Even if it did, the Atypical Speech model is a system-wide
accessibility setting tied to Siri's dictation, not something you
opt into by configuring SFSpeechRecognizer. The only way to get
the corrected transcription is to route through whatever surface
the OS uses for system dictation.
What I found
TextFieldLink in SwiftUI. It's a watchOS-only view that opens
the system text input panel — the same one you get from the
keyboard glyph in Messages — which honors every accessibility
setting the OS has. The user dictates into it and you get a
plain String back, already corrected.
The whole interaction model becomes:
- User taps a mic button (or, with one Shortcut hop, presses the Action Button).
- SwiftUI opens TextFieldLink.
- User dictates.
- App POSTs the text to a
/voice/chatendpoint on my server. - Server runs a fast model, returns a short reply.

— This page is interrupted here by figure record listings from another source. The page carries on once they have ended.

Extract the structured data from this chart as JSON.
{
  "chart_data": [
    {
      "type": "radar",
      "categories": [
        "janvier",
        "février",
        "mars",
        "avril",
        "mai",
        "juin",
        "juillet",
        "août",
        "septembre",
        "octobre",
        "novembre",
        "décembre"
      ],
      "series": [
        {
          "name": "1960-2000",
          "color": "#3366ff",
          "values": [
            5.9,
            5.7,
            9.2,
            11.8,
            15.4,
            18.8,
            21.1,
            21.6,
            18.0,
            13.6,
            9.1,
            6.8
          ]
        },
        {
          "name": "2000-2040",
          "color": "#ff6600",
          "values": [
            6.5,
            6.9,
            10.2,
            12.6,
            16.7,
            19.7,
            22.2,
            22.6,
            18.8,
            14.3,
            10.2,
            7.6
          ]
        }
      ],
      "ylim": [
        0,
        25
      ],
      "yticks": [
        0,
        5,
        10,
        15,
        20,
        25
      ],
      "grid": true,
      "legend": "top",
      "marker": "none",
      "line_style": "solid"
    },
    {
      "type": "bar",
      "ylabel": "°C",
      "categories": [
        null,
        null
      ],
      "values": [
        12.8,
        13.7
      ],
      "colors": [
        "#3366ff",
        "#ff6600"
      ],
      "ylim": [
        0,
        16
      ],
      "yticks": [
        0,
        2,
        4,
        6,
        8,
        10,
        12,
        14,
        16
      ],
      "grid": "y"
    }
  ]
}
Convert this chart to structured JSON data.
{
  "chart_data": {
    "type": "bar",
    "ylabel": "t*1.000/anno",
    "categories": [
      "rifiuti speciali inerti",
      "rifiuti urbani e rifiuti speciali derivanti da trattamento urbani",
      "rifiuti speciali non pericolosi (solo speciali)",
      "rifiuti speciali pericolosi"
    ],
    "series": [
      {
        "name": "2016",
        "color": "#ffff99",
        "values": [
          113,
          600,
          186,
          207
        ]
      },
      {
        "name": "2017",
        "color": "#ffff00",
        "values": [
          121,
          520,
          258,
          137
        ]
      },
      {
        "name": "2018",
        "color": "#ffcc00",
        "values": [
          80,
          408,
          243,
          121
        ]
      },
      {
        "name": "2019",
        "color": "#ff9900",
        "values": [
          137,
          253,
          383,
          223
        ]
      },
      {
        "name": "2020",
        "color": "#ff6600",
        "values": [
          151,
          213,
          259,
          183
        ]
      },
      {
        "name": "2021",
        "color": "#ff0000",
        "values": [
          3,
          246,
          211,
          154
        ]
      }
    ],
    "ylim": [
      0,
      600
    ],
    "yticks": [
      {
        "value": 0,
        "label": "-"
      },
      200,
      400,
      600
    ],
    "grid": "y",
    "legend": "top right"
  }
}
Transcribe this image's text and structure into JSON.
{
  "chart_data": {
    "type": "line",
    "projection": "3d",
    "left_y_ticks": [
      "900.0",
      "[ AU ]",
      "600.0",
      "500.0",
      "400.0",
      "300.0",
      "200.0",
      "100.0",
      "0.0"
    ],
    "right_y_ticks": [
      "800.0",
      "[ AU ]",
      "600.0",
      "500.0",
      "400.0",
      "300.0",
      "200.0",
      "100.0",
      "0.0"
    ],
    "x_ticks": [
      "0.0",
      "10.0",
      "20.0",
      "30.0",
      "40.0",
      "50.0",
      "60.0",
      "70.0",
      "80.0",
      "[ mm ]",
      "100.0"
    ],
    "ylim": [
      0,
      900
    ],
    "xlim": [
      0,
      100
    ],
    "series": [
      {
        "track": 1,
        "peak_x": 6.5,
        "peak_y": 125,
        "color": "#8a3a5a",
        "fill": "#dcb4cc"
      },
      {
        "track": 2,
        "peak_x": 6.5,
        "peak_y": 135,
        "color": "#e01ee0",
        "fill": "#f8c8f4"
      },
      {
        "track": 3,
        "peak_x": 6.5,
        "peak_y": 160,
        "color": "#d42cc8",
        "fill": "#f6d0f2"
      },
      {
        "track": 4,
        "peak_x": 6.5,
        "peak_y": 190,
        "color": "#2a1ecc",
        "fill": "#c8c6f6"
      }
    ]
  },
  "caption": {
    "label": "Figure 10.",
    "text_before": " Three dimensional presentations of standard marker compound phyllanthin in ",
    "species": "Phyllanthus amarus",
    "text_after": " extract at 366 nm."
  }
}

- Watch displays the reply and speaks it via
AVSpeechSynthesizer.
No on-device STT code on my side. The accessibility behavior is the OS's responsibility, which is where it belongs.
The fix
@State private var dictated: String = ""
var body: some View {
TextFieldLink(prompt: Text("Ask")) {
Image(systemName: "mic.fill")
} onSubmit: { text in
dictated = text
Task { await send(text) }
}
}
Server side is a small endpoint that takes the dictated text and a
persisted conv_id (kept in UserDefaults so the conversation
survives across taps):
struct VoiceRequest: Encodable {
let text: String
let conv_id: String?
}
Bearer token bakes into Info.plist at build time, sourced from the server's env file via xcodegen so I can rotate it without editing Swift.
What I'd do differently
I burned an evening trying to make SFSpeechRecognizer work on
watchOS before I read the docs carefully enough to notice the
framework wasn't there. The next time I want a platform-native
input, I want to start by listing what's available on that
platform's SDK rather than assuming the iOS surface area carries
over. TextFieldLink turned out to be the better answer anyway —
the OS does all the accessibility work for free.